Commonly, in statistics, we make a strong distributional assumptions about where each datapoint comes from: we say that $P(y_i|\theta) = f(y_i,\theta)$. If we make the assumption that the data are independent, then we can get the joint probability of all our data by taking the product of each density: $P(\{y_1, \ldots, y_N\}|\theta) = \prod_{i=1}^N f(y_i|\theta)$.
When it comes time to find out what the parameters $\theta$ are, a common approach is maximum likelihood. This involves simply computing the maximum of $P(\{y_1, \ldots, y_N\}|\theta)$ now viewed as a function of $\theta$:
$$
\hat\theta = \underset{\theta}{\textrm{argmax}} \prod_{i=1}^N f(y_i,\theta)
$$
So this is the first part of an answer to your question: if we are set on doing maximum likelihood, the product comes straight from our assumption of independence and basic probability rules.
But you ask: is it possible to consider the sum of the probabilities instead? This would involve abandoning the idea of maximum likelihood (but it could probably fall under the umbrella of M-Estimation):
$$
\hat\theta = \underset{\theta}{\textrm{argmax}} \sum_{i=1}^N f(y_i,\theta)
$$
One downside is that it's not as well motivated as the product formulation, because that's based on the probability of the entire sample rather than being some function of the individual probabilities. But nevertheless, this cost functional is still monotonically increasing in each individual probability, right? So it's not a priori a ridiculous thing to try, and I imagine that there may be circumstances in which it does reasonable things.
However, in the most common circumstances, it's going to have inferior properties to the product formulation. Let's do a simple example. Imagine that we have some data, and we want to fit a normal distribution to it with a fixed variance, say $\sigma=0.1$, but want to find the mean $\mu$ given this fixed variance assumption:
$$
y_i \overset{iid}{\sim} N(\mu, 0.1^2)
$$
We can compute the individual probabilities, and then get the standard (product) likelihood versus the proposed sum functional.

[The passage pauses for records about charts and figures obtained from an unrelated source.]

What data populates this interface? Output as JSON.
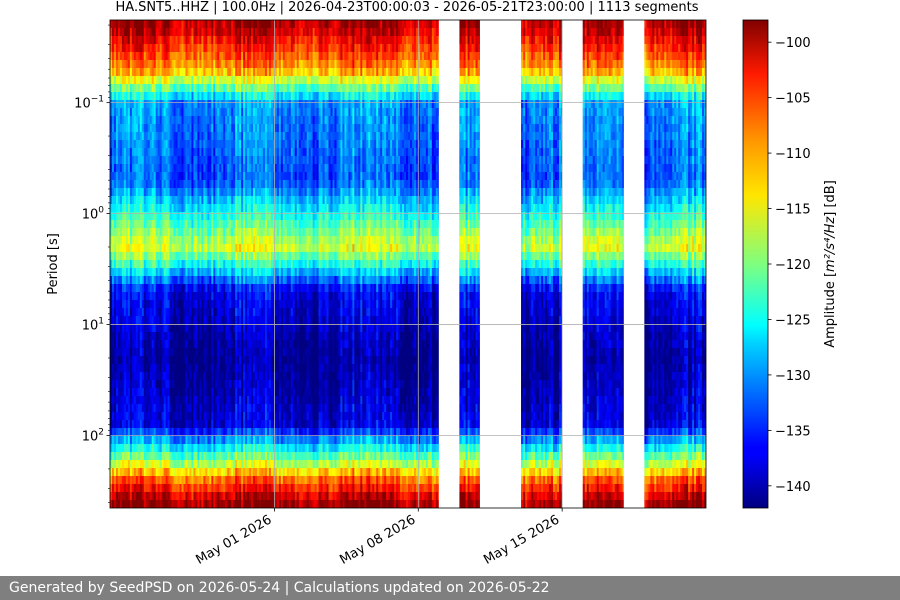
{
  "chart_data": {
    "type": "heatmap",
    "title": "HA.SNT5..HHZ | 100.0Hz | 2026-04-23T00:00:03 - 2026-05-21T23:00:00 | 1113 segments",
    "ylabel": "Period [s]",
    "yscale": "log",
    "yaxis_inverted": true,
    "ylim_s": [
      0.018,
      450
    ],
    "y_ticks": [
      {
        "value": 0.1,
        "base": "10",
        "exp": "−1"
      },
      {
        "value": 1,
        "base": "10",
        "exp": "0"
      },
      {
        "value": 10,
        "base": "10",
        "exp": "1"
      },
      {
        "value": 100,
        "base": "10",
        "exp": "2"
      }
    ],
    "xlim": [
      "2026-04-23",
      "2026-05-22"
    ],
    "x_ticks": [
      {
        "date": "2026-05-01",
        "label": "May 01 2026"
      },
      {
        "date": "2026-05-08",
        "label": "May 08 2026"
      },
      {
        "date": "2026-05-15",
        "label": "May 15 2026"
      }
    ],
    "grid": true,
    "colorbar": {
      "label_prefix": "Amplitude [",
      "label_math": "m²/s⁴/Hz",
      "label_suffix": "] [dB]",
      "vmin": -142,
      "vmax": -98,
      "colormap": "jet",
      "ticks": [
        "−100",
        "−105",
        "−110",
        "−115",
        "−120",
        "−125",
        "−130",
        "−135",
        "−140"
      ],
      "tick_values": [
        -100,
        -105,
        -110,
        -115,
        -120,
        -125,
        -130,
        -135,
        -140
      ]
    },
    "data_gaps": [
      {
        "start": "2026-05-09.0",
        "end": "2026-05-10.0"
      },
      {
        "start": "2026-05-11.0",
        "end": "2026-05-13.0"
      },
      {
        "start": "2026-05-15.0",
        "end": "2026-05-16.0"
      },
      {
        "start": "2026-05-18.0",
        "end": "2026-05-19.0"
      }
    ],
    "profile_db_by_period": [
      {
        "period_s": 0.02,
        "db": -100
      },
      {
        "period_s": 0.05,
        "db": -110
      },
      {
        "period_s": 0.1,
        "db": -130
      },
      {
        "period_s": 0.5,
        "db": -133
      },
      {
        "period_s": 2,
        "db": -116
      },
      {
        "period_s": 5,
        "db": -137
      },
      {
        "period_s": 20,
        "db": -141
      },
      {
        "period_s": 80,
        "db": -138
      },
      {
        "period_s": 150,
        "db": -122
      },
      {
        "period_s": 250,
        "db": -108
      },
      {
        "period_s": 400,
        "db": -99
      }
    ]
  },
  "footer": {
    "text": "Generated by SeedPSD on 2026-05-24 | Calculations updated on 2026-05-22"
  }
}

Here's code for that in R:
N <- 10
x <- rnorm(N)
sigma <- 0.1
indiv_lik <- function(mu) dnorm(x, mu, sigma)
mu_seq <- seq(-3,3,length.out=10000)
par(mfrow=c(2,1))
plot(mu_seq, sapply(mu_seq, function(mu) sum(indiv_lik(mu))), type = 'l')
plot(mu_seq, sapply(mu_seq, function(mu) prod(indiv_lik(mu))), type = 'l')
This is the plot produced; the top plot shows the sum formulation, the bottom the standard product formulation:

Even though summation and product-taking are conceptually similar, the plots look nothing alike! The sum plot is highly multimodal and nonconvex, while the bottom plot is unimodal. And this is just for a normal likelihood with known variance!
The reason is that the normal likelihood is log-convex, which is a property conserved under product-taking.
However, the property conserved under summation is not log-convexity, but just plain-ol' convexity, which the normal density does not possess. The same is true of many other popular distributions: they are much friendlier when combined via a product than a sum.
Now all this being said, could I rule out some circumstance where summing the probabilities leads to a better inference situation than producting it? I certainly don't know of a proof ruling this out. But in most common situations, it will be inferior.